Freaking out at 40 is a far from rare phenomenon - Jane Moreland used the looming watershed to set off with a rucksack to travel solo around the world.

The experience changed her life. After seven months she decided there was no more thinking left to be done and returned home to bring about radical change.

Within a month, she had moved to the Lake District. A career in the fast line, latterly as a Bristol-based project consultant with a major blue-chip company, was over.

Her father's family had once lived in Skelwith, and the woman who had found the finer things in life in mountains and wildernesses, decided to return to her roots.

Working initially with Outward Bound, in Eskdale, she then moved to Brathay, as the training centre's business development manager.

Throughout her round-the-world epic, she had kept a diary and has been working it up into an inspirational book - One Woman's Walk - which she has decided to publish herself.

Now ready to hit the shops, it tells the story of how a lone diminutive figure pitted herself against high peaks and vast lonely landscapes, where treks could last for days without seeing another soul.

Months of intense planning over, the trip of a lifetime loomed. Jane had cried all the way to the airport, her belongings crammed into a 55-litre rucksack. She didn't know then how long her journey would last, only that she would stay away as long as she needed to.

"My first stop was Chile and I was totally unprepared. I hadn't even put up my tent before. In the morning, there were puma footprints around the pitch."

Jane had developed a passion for high altitude a couple of years earlier, when she realised a dream and climbed Mount Kenya and Mount Kilimanjaro. It opened doors to endless possibilities.

"I'd been married and divorced, and was working too hard, putting in 50 to 60 hours a week. There was no social life anymore. Basically, my life had stopped, and work became a foil for my unhappiness.

"That was until I saw something about Kilimanjaro in a Sunday supplement and decided I should do it."

A dedicated skier, Jane had once spent a couple of seasons working in the French Alps and taught English for a year in northern Spain, adding Spanish to her French and German skills.

There had been long-haul adventures to Sri Lanka and South Africa, so Jane was not without travel know-how.

"The time had simply come for big, life-changing decisions. I wanted a major physical challenge.

"I don't have a lot of stamina. At 5ft 1in, I'm not a big roughty-toughty. I like things to be nice. I had a very nice house at the time.

"But I thought, if I never did anything else in my whole life, I would have to do a round-the-world trip. I was full of enthusiasm and belief. I no longer wanted work to control my life."

Jane let her employment contract run out, rented out her house and garaged the car.

She had taken a world map, stuck in flags where she had already been, and pinned in all the places she wanted to go.

Itinerary sorted - she was to take in Chile, Argentina, Ecuador, Easter Island, Tahiti, New Zealand and Nepal - there was no going back.

"Travelling alone in the wilds didn't faze me, although I suppose I was a target. I figured I had been in far greater danger when I was in London.

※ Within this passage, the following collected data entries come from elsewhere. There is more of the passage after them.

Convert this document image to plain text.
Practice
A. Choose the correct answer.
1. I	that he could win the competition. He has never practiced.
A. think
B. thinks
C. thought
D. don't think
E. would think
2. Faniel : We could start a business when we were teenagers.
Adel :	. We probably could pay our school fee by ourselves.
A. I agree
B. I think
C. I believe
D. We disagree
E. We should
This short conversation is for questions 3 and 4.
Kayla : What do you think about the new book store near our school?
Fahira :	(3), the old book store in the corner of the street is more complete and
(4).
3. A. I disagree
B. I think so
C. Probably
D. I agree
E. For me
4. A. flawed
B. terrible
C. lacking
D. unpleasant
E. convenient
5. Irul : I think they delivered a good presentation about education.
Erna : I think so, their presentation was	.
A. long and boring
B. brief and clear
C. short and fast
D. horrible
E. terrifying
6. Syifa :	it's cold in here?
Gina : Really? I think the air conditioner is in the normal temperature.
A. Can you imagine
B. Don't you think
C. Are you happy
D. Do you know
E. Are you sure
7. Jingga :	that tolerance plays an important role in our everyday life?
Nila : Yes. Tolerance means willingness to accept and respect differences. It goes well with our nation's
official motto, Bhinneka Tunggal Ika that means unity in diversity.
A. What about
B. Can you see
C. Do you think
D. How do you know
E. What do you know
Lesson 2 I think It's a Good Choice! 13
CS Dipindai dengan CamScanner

"In fact, I went for days without seeing another soul, and when I did come across peasants, they asked for my autograph."

The only time she felt threatened was when she hitched a lift in New Zealand and found herself sharing a car with convicted criminal Freddie Angel.

"I was suspicious, even before he told me about his record," explained Jane. "The pick-up truck was full of chains. Apparently, he was famous for animal trading.

"I started to get so nervous I asked to be dropped off. As he drove away, I realised I left behind my bum-bag containing all my money, passport, airline tickets. By the time I got to the nearest police station, it had already been handed in."

She failed to keep track of how many miles she covered (it was hundreds) or how many dozen mountains she climbed.

By the time she hit Nepal she said there was nothing left to think about. It was time to go home.

"There had been so much time to dig up everything from my life. It was truly cathartic. It felt as though there was nothing left and I needed to go back and get some more input into my life."

Planning her journey, Jane found inspiration in a few travel books - but nothing written by a woman, at her stage of life, wanting to take a year out.

She hopes by sharing her experiences she might inspire others to follow her lead.

Living in Windermere, Jane has carved out a complete new life for herself, post expedition.

She is an assessor for the Cumbria panel of the Duke of Edinburgh Gold Award, has learned how to cave, and immersed herself into local mining history.

"Friends I have made through Cumbria Amenity Trust encouraged me to publish my book," explained a happy and contended Jane Moreland.

One Woman's Walk, written and published by Jane Moreland, will be on the shelves at good bookshops in the very near future.